The silhouette was unmistakably that of Mrs. Grales. no one else would have been recognizable in such poor visibility, but the shape of the hooded bundle on her left shoulder; and the way her head tilted toward the right, made her outline uniquely that of Old Ma’am Grales. The monk pulled curtains across the window and turned on the light. He was not repelled by the old woman’s deformity; the world had grown blasé about such genetic mishaps and pranks of the genes. His own left hand still bore a tiny scar where a sixth finger had been removed during his infancy. But the heritage of the Diluvium Ignis was something he preferred to forget for the moment, and Mrs. Grales was one of its more conspicuous heirs.

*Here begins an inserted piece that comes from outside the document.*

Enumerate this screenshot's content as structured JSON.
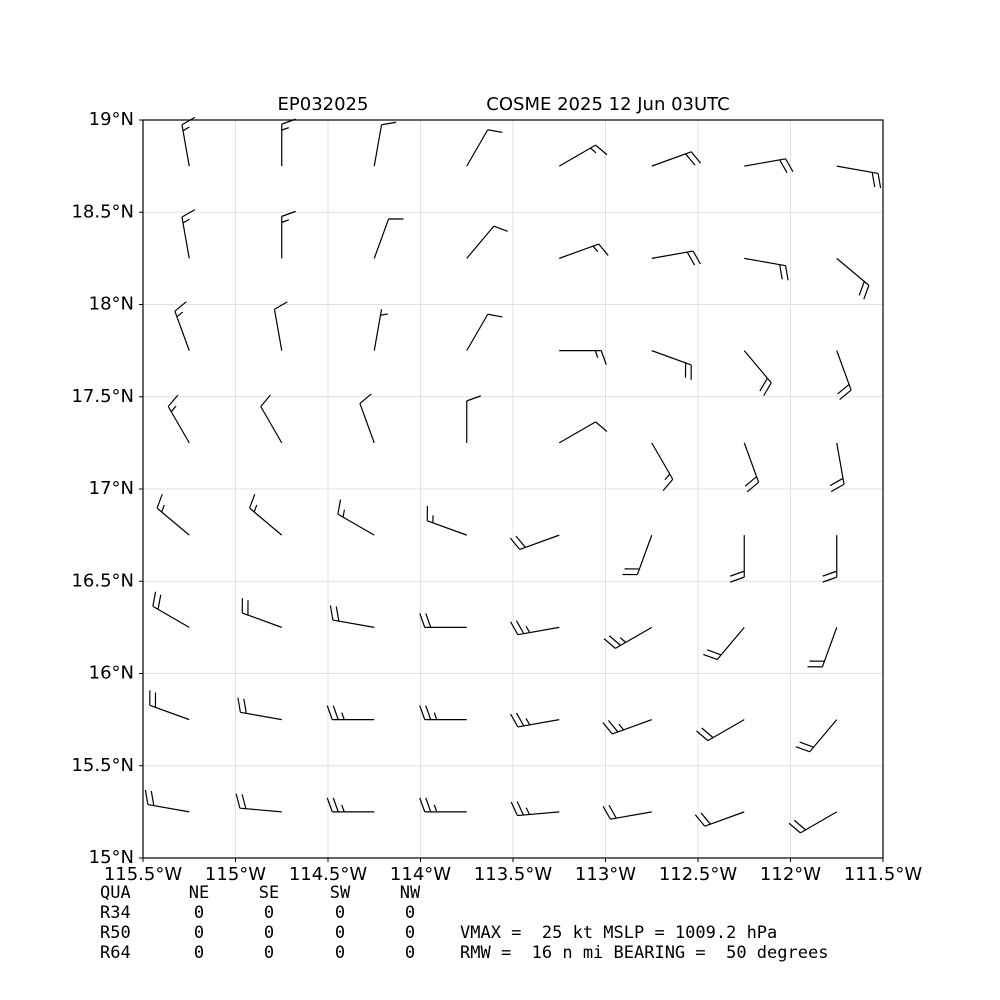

He fingered a globe of the world on his desk. He spun it so that the Pacific Ocean and East Asia drifted past. Where? Precisely where? He twirled the globe faster, slapping it lightly again and again so that the world spun like a gaming wheel, faster and yet faster until the continents and oceans became a blur. Place your bets, Sir and Madam: Where? He braked the globe abruptly with his thumb. Bank: India pays off. Please collect, Madam. The divination was wild. He spun the globe again until the axial mountings rattled; “days” flitted by as briefest instants-In a reverse sense, he noticed suddenly. If Mother Gaia pirouetted in the same sense, the sun and other passing scenery would rise in the west and set in the east. Reversing time thereby? Said the namesake of my namesake: Move not, O Sun, toward Gabaon, nor thou, O Moon, toward the valley-a neat trick, forsooth, and useful in these times too. Back up, O Sun, et tu, Luna, recedite in orbitas reversas…He kept spinning the globe in reverse, as if hoping the simulacrum of Earth possessed the Chronos for unwinding time. A third of a million turns might unwind enough days to carry it back to the Diluvium Ignis. Better to use a motor and spin it back to the beginning of Man. He stopped it again with his thumb; once more the divination was wild.
Still he lingered in the office and dreaded going “home” again. “Home” was only across the highway, in the haunted halls of those ancient buildings whose walls still contained stones which had been the rubbled concrete of a civilization that had died eighteen centuries ago. Crossing the highway to the old abbey was like crossing an eon. Here in the new aluminum and glass buildings, he was a technician at a workbench where events were only phenomena to be observed with regard for their How, not questioning their Why. On this side of the road, the falling of Lucifer was only an inference derived by cold arithmetic from the chatter of radiation counters, from the sudden swing of a seismograph pen. But in the old abbey, he ceased to be a technician; over there he was a monk of Christ, a booklegger and memorizer in the community of Leibowitz. Over there, the question would be: “Why, Lord, why?” But the question had already come, and the abbot had said: “See me.”
Joshua reached for his bindlestiff and went to obey the summons of his ruler. To avoid meeting Mrs. Grales, he used the pedestrian underpass; it was no time for pleasant conversations with the bicephalous old tomato woman.